One limitation of the presented work is that the tracer uptake could not be independently identified as coronary plaques. Furthermore, a comparison between the images achieved using motion compensation and cardiorespiratory double-gated reconstructions were omitted. The observed TBRs using the whole dataset were too small to expect any visible plaque uptake in double-gated images. Similar to many in vivo motion-corrected image reconstruction approaches, there was no available ground-truth information on the patient motion available. The estimated motion models were visually inspected to ensure that the computed transformations were physiologically realistic, as well as successful in capturing the motion. While the respiratory motion model is patient-specific, the necessity to extrapolate the respiratory motion model from the time window of MR data acquisition onto the whole PET acquisition potentially reduces its accuracy. Large differences in respiratory amplitudes between the time during which the motion model was generated and the rest of the PET exam could make the application of the motion model less effective [35]. To ensure the validity of the respiratory extrapolation, further analysis was performed. It has been shown that the breathing pattern can be inferred from the distribution of the displacement of the diaphragm [36]. The distributions of the respiratory belt signal were compared in and outside the 12-minute window of MR data acquisition. We did not see a large intra-patient variability between both distributions for any of the 10 patients, suggesting that the extrapolated respiration model is valid. This is depicted for three exemplary patients in supplementary Fig. S3.

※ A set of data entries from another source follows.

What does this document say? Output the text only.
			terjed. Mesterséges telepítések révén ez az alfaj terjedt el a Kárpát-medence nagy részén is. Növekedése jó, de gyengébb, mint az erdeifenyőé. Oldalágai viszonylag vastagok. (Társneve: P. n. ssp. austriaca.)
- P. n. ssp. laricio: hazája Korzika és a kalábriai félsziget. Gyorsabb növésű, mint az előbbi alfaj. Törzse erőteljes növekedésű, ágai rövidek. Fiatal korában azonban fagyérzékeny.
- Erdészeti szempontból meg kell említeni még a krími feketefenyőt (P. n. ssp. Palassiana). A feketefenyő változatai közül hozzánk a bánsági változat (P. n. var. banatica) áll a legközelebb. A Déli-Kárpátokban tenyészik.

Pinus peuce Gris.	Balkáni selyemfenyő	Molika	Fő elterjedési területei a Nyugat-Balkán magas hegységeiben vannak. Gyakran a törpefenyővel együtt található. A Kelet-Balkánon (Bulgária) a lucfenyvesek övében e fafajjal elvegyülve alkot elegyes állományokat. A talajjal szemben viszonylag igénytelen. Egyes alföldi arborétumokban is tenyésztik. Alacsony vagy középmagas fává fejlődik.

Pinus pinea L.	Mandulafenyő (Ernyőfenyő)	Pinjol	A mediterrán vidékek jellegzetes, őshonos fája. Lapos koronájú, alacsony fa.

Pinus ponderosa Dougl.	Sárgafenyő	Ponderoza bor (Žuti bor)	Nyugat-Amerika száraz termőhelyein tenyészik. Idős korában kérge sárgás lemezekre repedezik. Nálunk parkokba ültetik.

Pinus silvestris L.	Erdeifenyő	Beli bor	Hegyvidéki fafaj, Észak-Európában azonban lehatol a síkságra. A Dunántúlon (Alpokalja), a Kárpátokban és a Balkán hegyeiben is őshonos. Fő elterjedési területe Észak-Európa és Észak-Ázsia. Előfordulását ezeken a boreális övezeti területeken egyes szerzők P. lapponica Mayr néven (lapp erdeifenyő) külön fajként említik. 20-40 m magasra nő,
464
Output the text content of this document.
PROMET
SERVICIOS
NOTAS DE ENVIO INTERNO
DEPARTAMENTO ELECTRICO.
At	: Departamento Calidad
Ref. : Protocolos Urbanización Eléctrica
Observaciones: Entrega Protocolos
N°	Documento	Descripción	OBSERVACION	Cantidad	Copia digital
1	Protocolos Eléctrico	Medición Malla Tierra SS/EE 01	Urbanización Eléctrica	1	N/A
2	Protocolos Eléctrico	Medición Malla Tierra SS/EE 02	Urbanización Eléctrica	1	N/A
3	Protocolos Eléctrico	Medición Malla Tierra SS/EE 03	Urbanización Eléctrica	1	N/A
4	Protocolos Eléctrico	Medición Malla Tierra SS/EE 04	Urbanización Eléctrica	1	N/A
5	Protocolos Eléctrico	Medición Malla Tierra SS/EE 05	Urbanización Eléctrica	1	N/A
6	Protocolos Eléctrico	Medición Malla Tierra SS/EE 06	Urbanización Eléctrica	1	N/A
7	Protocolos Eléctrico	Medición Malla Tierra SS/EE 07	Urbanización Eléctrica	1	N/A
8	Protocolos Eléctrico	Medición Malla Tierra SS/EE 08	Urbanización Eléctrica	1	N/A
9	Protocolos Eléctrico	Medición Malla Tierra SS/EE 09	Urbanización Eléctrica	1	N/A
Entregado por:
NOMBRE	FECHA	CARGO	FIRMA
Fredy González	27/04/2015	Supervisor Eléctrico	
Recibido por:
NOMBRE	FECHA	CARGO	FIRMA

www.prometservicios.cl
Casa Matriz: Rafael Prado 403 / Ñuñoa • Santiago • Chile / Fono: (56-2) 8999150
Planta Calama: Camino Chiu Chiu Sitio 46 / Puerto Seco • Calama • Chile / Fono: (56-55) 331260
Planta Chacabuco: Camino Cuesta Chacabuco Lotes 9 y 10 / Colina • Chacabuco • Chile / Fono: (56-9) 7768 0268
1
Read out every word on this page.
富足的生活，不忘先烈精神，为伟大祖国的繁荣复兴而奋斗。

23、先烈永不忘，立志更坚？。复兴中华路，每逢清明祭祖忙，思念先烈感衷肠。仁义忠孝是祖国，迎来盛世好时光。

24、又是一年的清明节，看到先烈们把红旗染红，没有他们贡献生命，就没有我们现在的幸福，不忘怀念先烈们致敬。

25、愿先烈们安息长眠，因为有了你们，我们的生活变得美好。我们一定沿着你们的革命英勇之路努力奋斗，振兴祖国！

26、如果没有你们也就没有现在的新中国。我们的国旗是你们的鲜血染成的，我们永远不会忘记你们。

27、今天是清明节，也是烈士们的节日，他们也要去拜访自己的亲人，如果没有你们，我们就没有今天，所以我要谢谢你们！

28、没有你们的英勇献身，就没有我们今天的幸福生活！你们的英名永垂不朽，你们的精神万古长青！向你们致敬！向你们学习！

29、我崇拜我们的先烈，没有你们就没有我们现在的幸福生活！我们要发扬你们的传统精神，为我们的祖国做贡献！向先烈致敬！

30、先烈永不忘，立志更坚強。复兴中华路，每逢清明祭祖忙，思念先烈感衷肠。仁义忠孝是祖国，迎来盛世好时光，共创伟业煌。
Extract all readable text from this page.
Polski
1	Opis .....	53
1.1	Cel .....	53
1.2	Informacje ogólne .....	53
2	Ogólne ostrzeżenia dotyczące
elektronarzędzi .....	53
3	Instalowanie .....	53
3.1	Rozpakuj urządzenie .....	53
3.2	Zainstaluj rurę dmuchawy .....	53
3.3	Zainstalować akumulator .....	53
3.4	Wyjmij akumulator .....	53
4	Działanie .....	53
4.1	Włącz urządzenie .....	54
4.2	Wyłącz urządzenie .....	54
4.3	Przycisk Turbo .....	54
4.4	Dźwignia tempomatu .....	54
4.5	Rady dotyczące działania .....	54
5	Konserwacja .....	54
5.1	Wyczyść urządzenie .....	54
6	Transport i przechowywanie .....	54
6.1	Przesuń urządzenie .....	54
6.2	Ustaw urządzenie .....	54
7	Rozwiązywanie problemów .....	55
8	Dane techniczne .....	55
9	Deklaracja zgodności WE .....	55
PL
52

This required to use the respiration belt for data binning which generally is less accurate in describing motion states compared to an MR-based self-navigator [35]. Using additional motion surrogates [37] might further improve the application of the motion model to the PET data.

Also, this study neglected point spread function modelling of the PET system. As the scatter radiation used by the vendor system is unavailable, a standard technique [38] was used for its computation. As displayed in Fig. 4, comparable overall image quality was achieved with a slightly higher noise level in our reconstructions than in the vendor images. Being able to use the scatter estimation of the vendor could further improve image quality [39].

Furthermore, as depicted in Fig. 5 and shown by previous studies [7], the MR signal voids caused by stents do prevent the use of the MR as anatomic information to precisely locate uptake. Potential errors, however, that propagate into the MR-based AC map could be efficiently and automatically dealt with by morphological transformations and inpainting. The AC map outside the MR FOV was completed by the vendor-provided attenuation information of the arms. These data, if not available, could also be acquired time-efficiently in a short, free-breathing, extra scan of a few seconds before or after finalisation of the PET exam.


We presented the development and application of an MR-based motion compensation framework dedicated to [18F]NaF PET/MR imaging, yielding cardiorespiratory motion-compensated high-resolution 3D MR and PET images. The presented increase in TBR and CBR, the reduction in plaque width and mitigation of attenuation correction mismatch artefacts could enable a more reproducible and reliable plaque localisation.